Ale i tak sprawa zakończyła się pozytywnie tylko dlatego, że w styczniu 1948 minister uzbrojenia Ustinow po prostu wydał rozkaz zakończenia prac na rodziną broni strzeleckiej na amunicję wz.43. W końcu gotowy był od 1944 RPD, od 1945 SKS - a kwestia karabinka automatycznego się ślimaczyła. Machnięto więc ręką na kiepską celność broni - bo w końcu do celenego strzelania miały być SKS-y. W ówczesnej 11-osobowej drużynie radzieckiej to 6 żołnierzy miało mieć AK, 4 miało mieć SKS-y, a jeden RPD. Dopiero potem to ujednolicono.

Tak więc sukces AK jest dziełem okoliczności - ktoś machnął ręką na wady, bo mu cały nowy system przez to leżał, a żołnierze biegali z Mosinami i "Pepeszami" wspieranymi DP/DPM (i nielicznymi RP-46). Przez to ZSRR wprowadził "nabój pośredni" do masowego użytku (na co nie zdecydowano się jeszcze "na zachodzie"), a potem na fronty konfliktów po DWS.

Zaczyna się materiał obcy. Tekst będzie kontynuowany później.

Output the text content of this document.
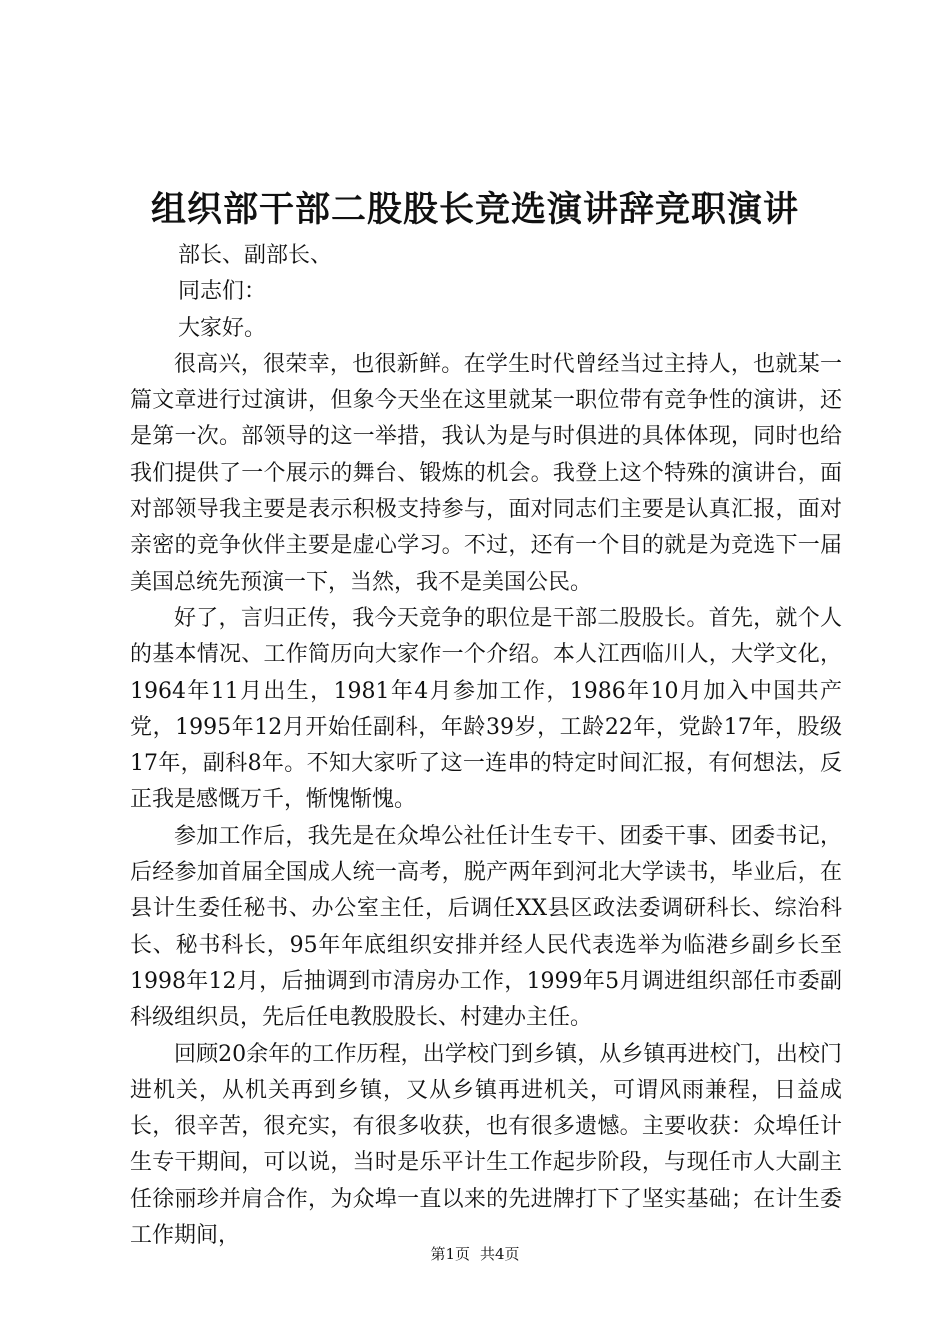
组织部干部二股股长竞选演讲辞竞职演讲

部长、副部长、

同志们：

大家好。

很高兴，很荣幸，也很新鲜。在学生时代曾经当过主持人，也就某一篇文章进行过演讲，但象今天坐在这里就某一职位带有竞争性的演讲，还是第一次。部领导的这一举措，我认为是与时俱进的具体体现，同时也给我们提供了一个展示的舞台、锻炼的机会。我登上这个特殊的演讲台，面对部领导我主要是表示积极支持参与，面对同志们主要是认真汇报，面对亲密的竞争伙伴主要是虚心学习。不过，还有一个目的就是为竞选下一届美国总统先预演一下，当然，我不是美国公民。

好了，言归正传，我今天竞争的职位是干部二股股长。首先，就个人的基本情况、工作简历向大家作一个介绍。本人江西临川人，大学文化，1964年11月出生，1981年4月参加工作，1986年10月加入中国共产党，1995年12月开始任副科，年龄39岁，工龄22年，党龄17年，股级17年，副科8年。不知大家听了这一连串的特定时间汇报，有何想法，反正我是感慨万千，惭愧惭愧。

参加工作后，我先是在众埠公社任计生专干、团委干事、团委书记，后经参加首届全国成人统一高考，脱产两年到河北大学读书，毕业后，在县计生委任秘书、办公室主任，后调任XX县区政法委调研科长、综治科长、秘书科长，95年年底组织安排并经人民代表选举为临港乡副乡长至1998年12月，后抽调到市清房办工作，1999年5月调进组织部任市委副科级组织员，先后任电教股股长、村建办主任。

回顾20余年的工作历程，出学校门到乡镇，从乡镇再进校门，出校门进机关，从机关再到乡镇，又从乡镇再进机关，可谓风雨兼程，日益成长，很辛苦，很充实，有很多收获，也有很多遗憾。主要收获：众埠任计生专干期间，可以说，当时是乐平计生工作起步阶段，与现任市人大副主任徐丽珍并肩合作，为众埠一直以来的先进牌打下了坚实基础；在计生委工作期间，

第1页 共4页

Do tego broń zmieniana (już po przyjęciu do uzbrojenia) pod kątem prostoty produkcji była faktycznie tania, co w połączeniu z "pomocą dla demokracji ludowych" spowodowało zalew świata karabinkami AK. A, że broń była prosta i glupotoodporna, to wszelkiej maści formacje gdzie żołnierz w zasadzie wiedział gdzie jest lufa, a gdzie kolba były z niego zadowolone i przyjmowały z radością. A, że była niecelna? A komu to robiło różnicę skoro pewnie 50% użytkowników i tak nie trafiała w "przysłowiową stodołę". Za to można było go tanio mieć i mieć go dużo - a potem to już się samo napędza. Ma się już nabój, system znany armii i żołnierzom to wszelkie zmiany już takie korzystne nie są i komplikują życie.

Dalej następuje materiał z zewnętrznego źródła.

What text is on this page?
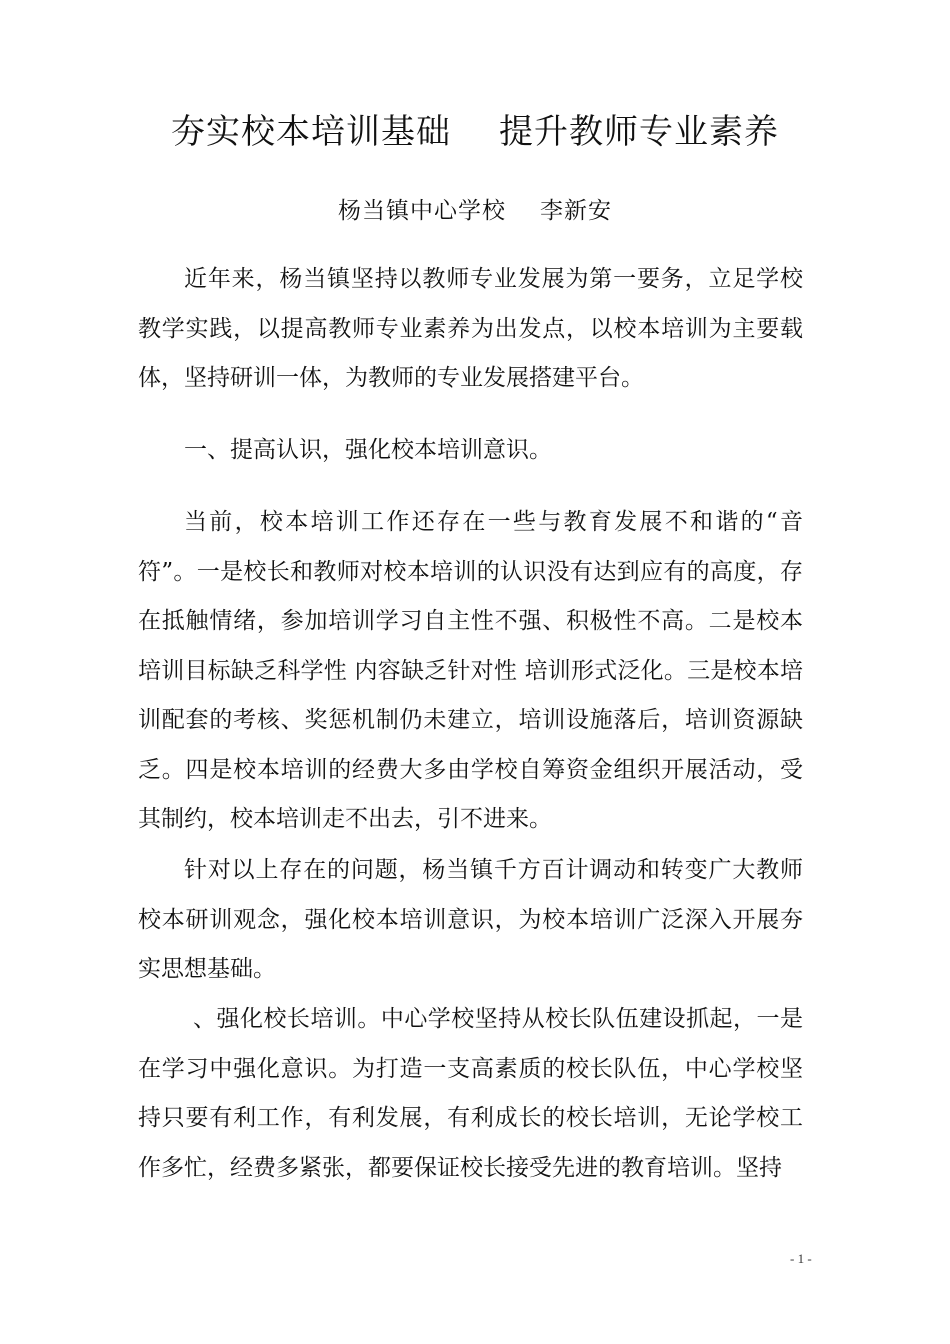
夯实校本培训基础 提升教师专业素养

杨当镇中心学校 李新安

近年来，杨当镇坚持以教师专业发展为第一要务，立足学校教学实践，以提高教师专业素养为出发点，以校本培训为主要载体，坚持研训一体，为教师的专业发展搭建平台。

一、提高认识，强化校本培训意识。

当前，校本培训工作还存在一些与教育发展不和谐的“音符”。一是校长和教师对校本培训的认识没有达到应有的高度，存在抵触情绪，参加培训学习自主性不强、积极性不高。二是校本培训目标缺乏科学性 内容缺乏针对性 培训形式泛化。三是校本培训配套的考核、奖惩机制仍未建立，培训设施落后，培训资源缺乏。四是校本培训的经费大多由学校自筹资金组织开展活动，受其制约，校本培训走不出去，引不进来。

针对以上存在的问题，杨当镇千方百计调动和转变广大教师校本研训观念，强化校本培训意识，为校本培训广泛深入开展夯实思想基础。

、强化校长培训。中心学校坚持从校长队伍建设抓起，一是在学习中强化意识。为打造一支高素质的校长队伍，中心学校坚持只要有利工作，有利发展，有利成长的校长培训，无论学校工作多忙，经费多紧张，都要保证校长接受先进的教育培训。坚持

- 1 -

Zresztą historia M16 to też historia prowizorki, pośpiechu i kompromisów oraz zalewu różnych "pomocy wojskowych" (tylko tej "drugiej stronie"). Podobnie jak AK, to M16 szału nigdy nie robił - miał pewne przewagi (celność, mniejszy odrzut, lepszą ergonomię), ale miał też wady (spora wrażliwość broni na czynniki zewnętrzne i niewłaściwą obsługę). W obu przypadkach sprawę wygrywały okoliczności i potężne przemysły oraz siła polityczna mocarstw.

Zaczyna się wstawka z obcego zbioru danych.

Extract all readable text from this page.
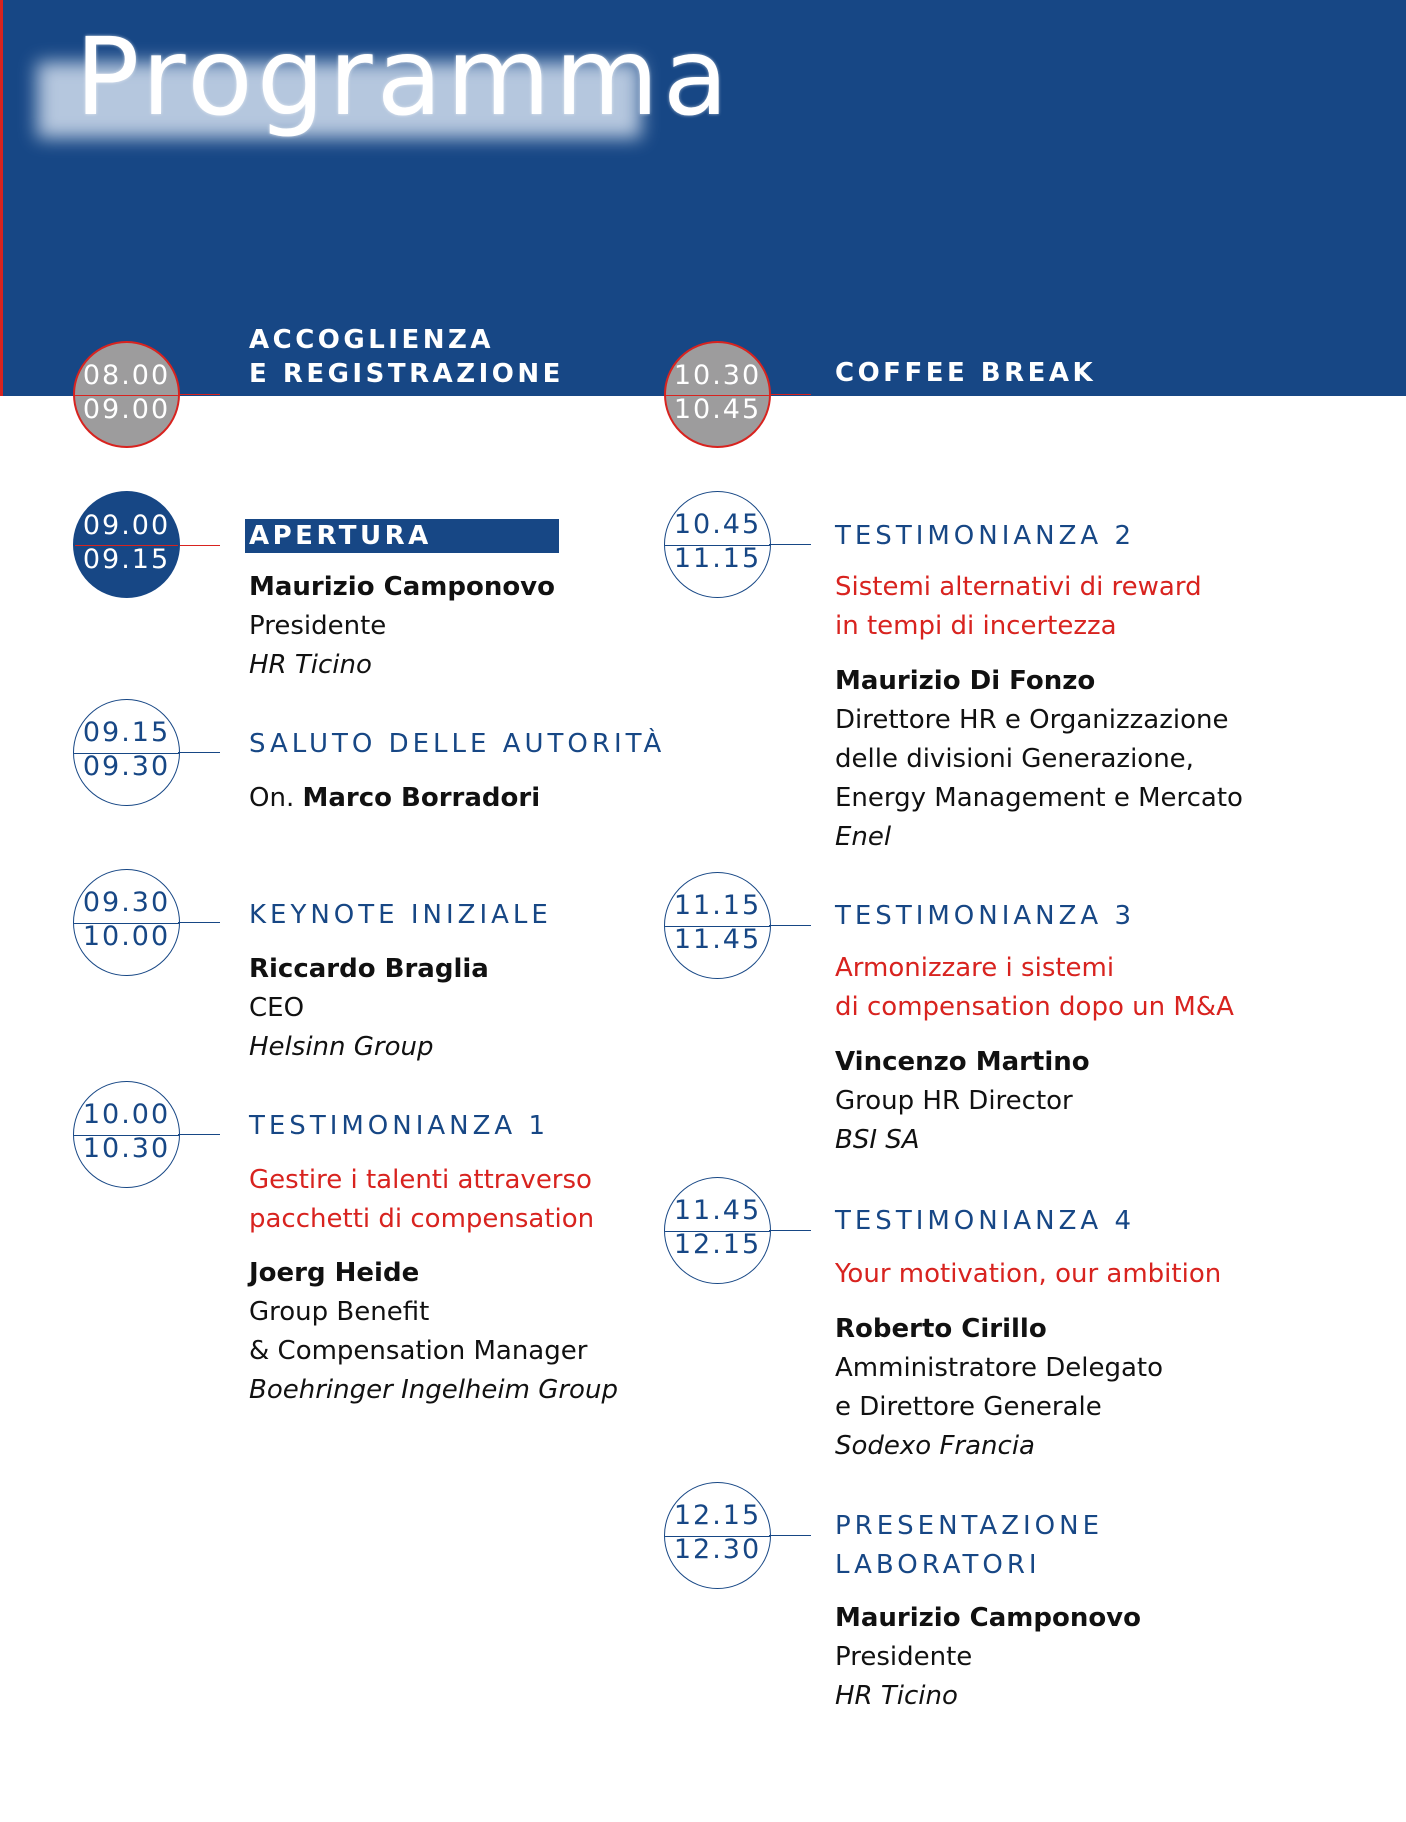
Programma
08.00
09.00
ACCOGLIENZA
E REGISTRAZIONE
09.00
09.15
APERTURA
Maurizio Camponovo
Presidente
HR Ticino
09.15
09.30
SALUTO DELLE AUTORITÀ
On. Marco Borradori
09.30
10.00
KEYNOTE INIZIALE
Riccardo Braglia
CEO
Helsinn Group
10.00
10.30
TESTIMONIANZA 1
Gestire i talenti attraverso
pacchetti di compensation
Joerg Heide
Group Benefit
& Compensation Manager
Boehringer Ingelheim Group
10.30
10.45
COFFEE BREAK
10.45
11.15
TESTIMONIANZA 2
Sistemi alternativi di reward
in tempi di incertezza
Maurizio Di Fonzo
Direttore HR e Organizzazione
delle divisioni Generazione,
Energy Management e Mercato
Enel
11.15
11.45
TESTIMONIANZA 3
Armonizzare i sistemi
di compensation dopo un M&A
Vincenzo Martino
Group HR Director
BSI SA
11.45
12.15
TESTIMONIANZA 4
Your motivation, our ambition
Roberto Cirillo
Amministratore Delegato
e Direttore Generale
Sodexo Francia
12.15
12.30
PRESENTAZIONE
LABORATORI
Maurizio Camponovo
Presidente
HR Ticino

I teraz przechodzę do Twojego pytania:

Dlaczego niby miałby być lepszy od M4 czy Ak-102?

Ano w tym, że te obecne konstrukcje broni indywidualnej tworzone są bez pośpiechu, bez presji czasu i palących poptrzeb czyli mogą być po prostu dopracowane, a przez to będą lepsze od "odgrzewanych kotletów" w postaci kolejnych klonów M16 czy AK. Wiele da się niby zmienić, ale zasadniczy układ obarczony przecież wadami pierwowzorów pozostanie. Konstruując nową broń w sposób przemyślany i niepośpieszny osiąga się po prostu lepsze efekty - zresztą nie tylko przy tworzeniu broni palnej.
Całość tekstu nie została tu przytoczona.